A new competitor is threatening Georgia’s chances of hosting future NCAA Championships in men’s and women’s tennis.
Before the tennis postseason began, the NCAA announced that Georgia would not host the postseason tournament from 2019-22. Wake Forest is already set to host the 2018 tournament.
But in the coming five years, Central Florida was awarded the NCAA Championships for 2019 and 2021. That’s because of the USTA National Campus facility that now resides in Lake Nona, Florida sits on more than 63 acres of land and is considered one of the largest tennis complexes in the world.
Central Florida will have access to the facility, making it a draw for the NCAA to hold its postseason tournament.
If Georgia is to become a program that hosts the NCAA Championships regularly again, athletics director Greg McGarity said upgrades will need to be made to the Dan Magill Tennis Complex.
McGarity said Georgia’s goal will be to add at least two more indoor courts, which would give it a total of six.
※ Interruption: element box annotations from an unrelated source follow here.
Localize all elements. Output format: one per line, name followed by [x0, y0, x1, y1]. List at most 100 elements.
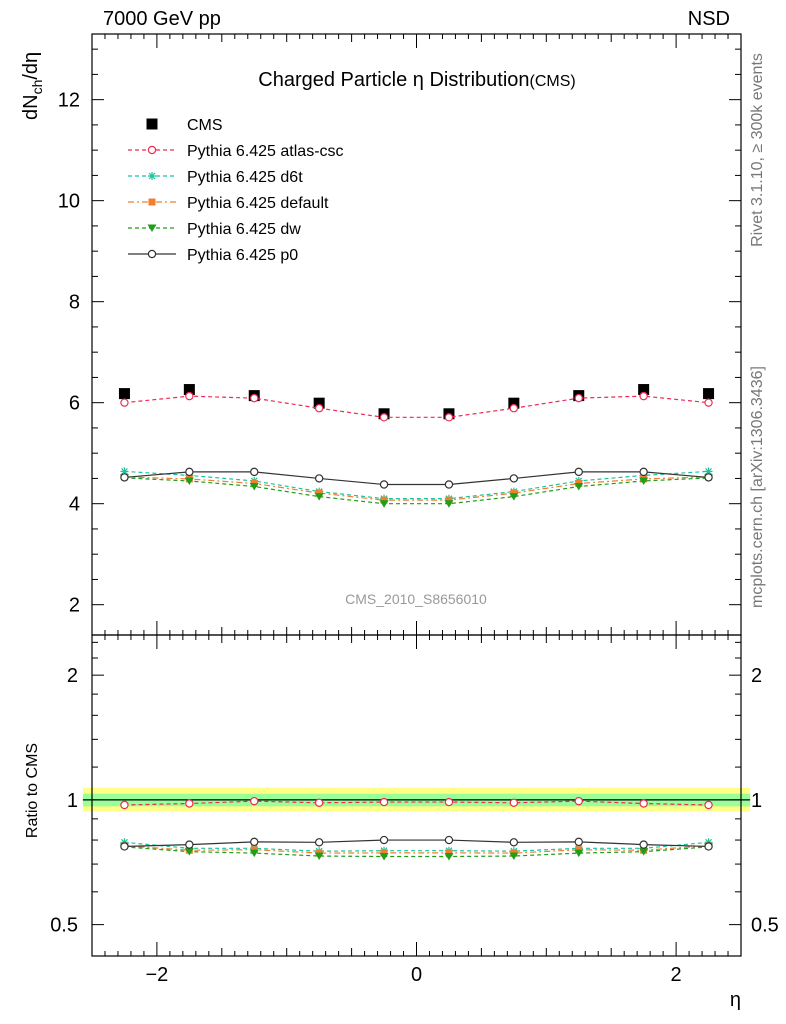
- ratio-point-pythia-6-425-atlas-csc: [314, 798, 324, 807]
- main-point-pythia-6-425-atlas-csc: [314, 404, 324, 413]
- main-point-pythia-6-425-atlas-csc: [250, 393, 259, 403]
- analysis-label: CMS_2010_S8656010: [345, 591, 487, 607]
- main-point-pythia-6-425-p0: [444, 480, 454, 489]
- legend-marker-pythia-6-425-default: [148, 198, 156, 206]
- main-point-pythia-6-425-p0: [509, 474, 519, 483]
- main-point-pythia-6-425-atlas-csc: [574, 393, 583, 403]
- ratio-y-tick-label: 0.5: [50, 915, 78, 937]
- ratio-point-pythia-6-425-dw: [249, 849, 259, 858]
- legend-marker-cms: [146, 118, 158, 130]
- main-line-pythia-6-425-default: [124, 476, 709, 501]
- main-point-pythia-6-425-dw: [509, 493, 519, 501]
- legend-label-pythia-6-425-default: Pythia 6.425 default: [187, 195, 329, 212]
- main-point-pythia-6-425-dw: [184, 477, 194, 485]
- legend-label-pythia-6-425-p0: Pythia 6.425 p0: [187, 247, 298, 264]
- main-point-cms: [313, 397, 325, 409]
- main-y-tick-label: 8: [69, 292, 80, 314]
- x-tick-label: −2: [145, 964, 168, 986]
- process-label: NSD: [687, 8, 730, 30]
- chart-title: Charged Particle η Distribution(CMS): [258, 69, 575, 91]
- main-point-cms: [508, 397, 520, 409]
- main-point-pythia-6-425-dw: [639, 477, 649, 485]
- main-point-pythia-6-425-atlas-csc: [379, 413, 389, 422]
- main-point-pythia-6-425-dw: [314, 493, 324, 501]
- ratio-y-tick-label-right: 1: [751, 790, 762, 812]
- ratio-point-pythia-6-425-atlas-csc: [444, 797, 454, 807]
- main-point-pythia-6-425-atlas-csc: [704, 398, 713, 407]
- legend-marker-pythia-6-425-dw: [147, 224, 157, 232]
- ratio-point-pythia-6-425-dw: [509, 852, 519, 861]
- legend-label-pythia-6-425-d6t: Pythia 6.425 d6t: [187, 169, 303, 186]
- ratio-point-pythia-6-425-p0: [444, 835, 454, 845]
- main-y-tick-label: 2: [69, 595, 80, 617]
- ratio-point-pythia-6-425-p0: [639, 840, 648, 849]
- main-y-tick-label: 6: [69, 393, 80, 415]
- main-point-pythia-6-425-dw: [249, 483, 259, 491]
- ratio-y-tick-label-right: 2: [751, 665, 762, 687]
- legend-marker-pythia-6-425-p0: [147, 249, 157, 259]
- main-point-pythia-6-425-p0: [250, 467, 259, 477]
- main-point-pythia-6-425-dw: [379, 500, 389, 508]
- main-point-pythia-6-425-atlas-csc: [185, 391, 194, 401]
- legend-label-pythia-6-425-atlas-csc: Pythia 6.425 atlas-csc: [187, 143, 344, 160]
- main-point-pythia-6-425-d6t: [704, 467, 713, 476]
- legend-marker-pythia-6-425-d6t: [148, 172, 156, 180]
- main-point-pythia-6-425-p0: [185, 467, 194, 477]
- ratio-point-pythia-6-425-atlas-csc: [185, 799, 194, 808]
- main-point-pythia-6-425-atlas-csc: [509, 404, 519, 413]
- ratio-point-pythia-6-425-p0: [574, 837, 583, 847]
- ratio-point-pythia-6-425-atlas-csc: [120, 800, 129, 810]
- main-point-cms: [183, 384, 195, 396]
- ratio-point-pythia-6-425-atlas-csc: [574, 796, 583, 806]
- main-point-cms: [118, 388, 130, 400]
- ratio-point-pythia-6-425-default: [380, 849, 388, 857]
- ratio-point-pythia-6-425-p0: [250, 837, 259, 847]
- x-tick-label: 2: [671, 964, 682, 986]
- main-point-pythia-6-425-p0: [574, 467, 583, 477]
- ratio-point-pythia-6-425-p0: [314, 838, 324, 847]
- ratio-point-pythia-6-425-atlas-csc: [250, 796, 259, 806]
- main-point-pythia-6-425-default: [510, 489, 518, 497]
- legend-label-pythia-6-425-dw: Pythia 6.425 dw: [187, 221, 301, 238]
- main-point-pythia-6-425-default: [380, 496, 388, 504]
- ratio-point-pythia-6-425-atlas-csc: [704, 800, 713, 810]
- ratio-point-pythia-6-425-p0: [120, 842, 129, 851]
- ratio-point-pythia-6-425-dw: [574, 849, 584, 858]
- ratio-line-pythia-6-425-atlas-csc: [124, 800, 709, 806]
- ratio-point-pythia-6-425-atlas-csc: [509, 798, 519, 807]
- ratio-point-pythia-6-425-p0: [185, 840, 194, 849]
- main-line-pythia-6-425-p0: [124, 471, 709, 486]
- main-point-pythia-6-425-p0: [704, 473, 713, 482]
- ratio-line-pythia-6-425-p0: [124, 839, 709, 848]
- legend-marker-pythia-6-425-atlas-csc: [147, 145, 157, 155]
- main-point-pythia-6-425-default: [445, 496, 453, 504]
- ratio-y-axis-label: Ratio to CMS: [24, 743, 41, 838]
- ratio-point-pythia-6-425-dw: [379, 853, 389, 861]
- main-point-pythia-6-425-p0: [120, 473, 129, 482]
- ratio-point-pythia-6-425-p0: [704, 842, 713, 851]
- main-point-pythia-6-425-default: [315, 489, 323, 497]
- main-y-tick-label: 4: [69, 494, 80, 516]
- ratio-point-pythia-6-425-p0: [379, 835, 389, 845]
- main-point-pythia-6-425-dw: [444, 500, 454, 508]
- main-point-cms: [703, 388, 715, 400]
- main-line-pythia-6-425-dw: [124, 477, 709, 505]
- x-tick-label: 0: [411, 964, 422, 986]
- main-line-pythia-6-425-atlas-csc: [124, 395, 709, 418]
- ratio-point-pythia-6-425-p0: [509, 838, 519, 847]
- main-point-pythia-6-425-dw: [574, 483, 584, 491]
- main-y-axis-label: dNch/dη: [20, 52, 45, 120]
- main-point-cms: [638, 384, 650, 396]
- legend-label-cms: CMS: [187, 117, 223, 134]
- ratio-point-pythia-6-425-dw: [639, 848, 649, 856]
- main-point-pythia-6-425-atlas-csc: [639, 391, 648, 401]
- ratio-point-pythia-6-425-dw: [184, 848, 194, 856]
- main-point-pythia-6-425-p0: [379, 480, 389, 489]
- rivet-version-label: Rivet 3.1.10, ≥ 300k events: [749, 53, 766, 247]
- ratio-point-pythia-6-425-default: [445, 849, 453, 857]
- main-point-pythia-6-425-d6t: [120, 467, 129, 476]
- ratio-point-pythia-6-425-dw: [314, 852, 324, 861]
- ratio-y-tick-label-right: 0.5: [751, 915, 779, 937]
- ratio-point-pythia-6-425-atlas-csc: [639, 799, 648, 808]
Ideally, McGarity said, the program would have 12 indoor courts so that two dual matches could take place simultaneously. With rain soaking Athens last week, one semifinals match of the women’s tournament was moved to Georgia Tech’s indoor complex.
“A perfect scenario is to have 12 indoor courts but no one has that on any facility right now,” McGarity said. “They’ll have six courts in Orlando but the USTA has done remarkable things down there to add to the opportunities the tournament will have in the future, and will have in two of those next four years.”
A lot of college tennis coaches, especially those who believe in the historical significance of Georgia hosting the NCAA Championships, were upset to find out Athens was left out in the next host-site cycle.
When UCLA men’s tennis head coach Billy Martin, 60, completed his post-match interview after the Bruins’ quarterfinals loss to Georgia at the NCAA Championships, he mentioned how he may be retired by the time Georgia gets another tournament. It seemed like something he couldn’t believe was real.
“Six years,” he said. “I may not be around by then.”